De modo mais geral, em 11 anos, houve um aumento constante das restrições impostas às comunidades religiosas nos países: em 2018 o índice nesta área subiu 2,9 pontos em uma escala de 0 a 10, a mais alta desde 2007. O relatório vincula esta hostilidade crescente em parte à propagação de regimes autoritários. Entre os dez países com os maiores índices de hostilidade quatro deles contam com regimes autocráticos, três com regimes híbridos e três com democracias imperfeitas, ou seja, Índia, Sri Lanka e Israel. Mas a situação democrática de um país não parece explicar tudo. Os países classificados como democracias plenas, nos quais existe uma crescente hostilidade contra as comunidades religiosas, encontram-se todos na Europa. São eles: Dinamarca, Alemanha, Holanda, Suíça e Reino Unido, que têm visto uma proliferação de episódios anti-semitas e antimuçulmanos. Um fenômeno do qual nem mesmo os Estados Unidos são imunes, que no ranking elaborado pelo Centro de Pesquisa Pew estão entre os países com restrições moderadas (índice 2,3).

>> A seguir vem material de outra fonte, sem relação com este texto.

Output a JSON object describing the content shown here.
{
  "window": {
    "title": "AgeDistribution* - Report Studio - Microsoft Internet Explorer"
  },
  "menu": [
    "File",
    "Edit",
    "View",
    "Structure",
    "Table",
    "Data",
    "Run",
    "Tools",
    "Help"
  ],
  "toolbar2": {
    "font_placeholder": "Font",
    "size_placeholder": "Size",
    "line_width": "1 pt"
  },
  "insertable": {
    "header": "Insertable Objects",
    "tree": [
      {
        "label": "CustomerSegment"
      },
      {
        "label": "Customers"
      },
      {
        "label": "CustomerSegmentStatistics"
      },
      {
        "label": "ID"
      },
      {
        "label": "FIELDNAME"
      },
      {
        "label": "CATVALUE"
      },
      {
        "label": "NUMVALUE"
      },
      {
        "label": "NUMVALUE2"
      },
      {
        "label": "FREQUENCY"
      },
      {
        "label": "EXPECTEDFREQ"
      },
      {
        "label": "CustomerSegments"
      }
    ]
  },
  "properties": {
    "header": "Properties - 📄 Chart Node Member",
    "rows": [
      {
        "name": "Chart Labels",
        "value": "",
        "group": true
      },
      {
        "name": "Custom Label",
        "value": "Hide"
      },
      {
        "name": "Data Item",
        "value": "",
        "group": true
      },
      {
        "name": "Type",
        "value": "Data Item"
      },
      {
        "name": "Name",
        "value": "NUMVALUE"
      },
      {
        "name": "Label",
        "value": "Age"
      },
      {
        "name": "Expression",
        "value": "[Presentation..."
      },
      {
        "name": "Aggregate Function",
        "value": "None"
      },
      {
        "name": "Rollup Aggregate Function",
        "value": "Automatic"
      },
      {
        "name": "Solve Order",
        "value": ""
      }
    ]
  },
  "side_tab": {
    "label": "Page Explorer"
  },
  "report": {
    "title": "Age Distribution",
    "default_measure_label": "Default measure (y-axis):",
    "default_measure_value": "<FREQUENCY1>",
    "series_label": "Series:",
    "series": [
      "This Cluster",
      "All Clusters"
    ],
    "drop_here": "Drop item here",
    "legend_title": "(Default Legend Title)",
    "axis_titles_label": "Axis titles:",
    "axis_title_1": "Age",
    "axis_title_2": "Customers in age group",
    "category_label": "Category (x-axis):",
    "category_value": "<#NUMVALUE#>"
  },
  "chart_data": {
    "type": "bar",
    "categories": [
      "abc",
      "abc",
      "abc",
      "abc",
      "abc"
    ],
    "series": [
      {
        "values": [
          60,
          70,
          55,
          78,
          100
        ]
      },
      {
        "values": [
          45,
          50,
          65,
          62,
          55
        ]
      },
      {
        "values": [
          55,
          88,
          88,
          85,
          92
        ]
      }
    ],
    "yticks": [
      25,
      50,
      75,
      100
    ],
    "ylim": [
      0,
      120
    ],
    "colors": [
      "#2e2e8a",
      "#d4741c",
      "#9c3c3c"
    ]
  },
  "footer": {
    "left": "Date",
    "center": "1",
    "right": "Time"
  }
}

Violação dos direitos humanos

Entre os países do mundo que têm visto um aumento mais acentuado de restrições e abusos estão a Coréia do Sul e El Salvador. Neste último país, as comunidades cristãs são cada vez mais vítimas de ataques do crime organizado. Assim como na Nicarágua, onde as tensões entre Igreja e governo aumentaram, especialmente após a virada autoritária do Presidente Daniel Ortega, desde então as violações dos direitos humanos contra as comunidades religiosas também estão aumentando.

Por fim, deve-se notar que a pesquisa, por outro lado, registrou uma ligeira diminuição geral no número de países com uma taxa "alta" ou "muito alta" de hostilidade social às religiões, de 56 em 2017 (igual a 28% dos 198 examinados) para 53 (27%). Eles incluem 16 países europeus, 14 da região da Ásia e do Pacífico e 11 da região do Oriente Médio e Norte da África.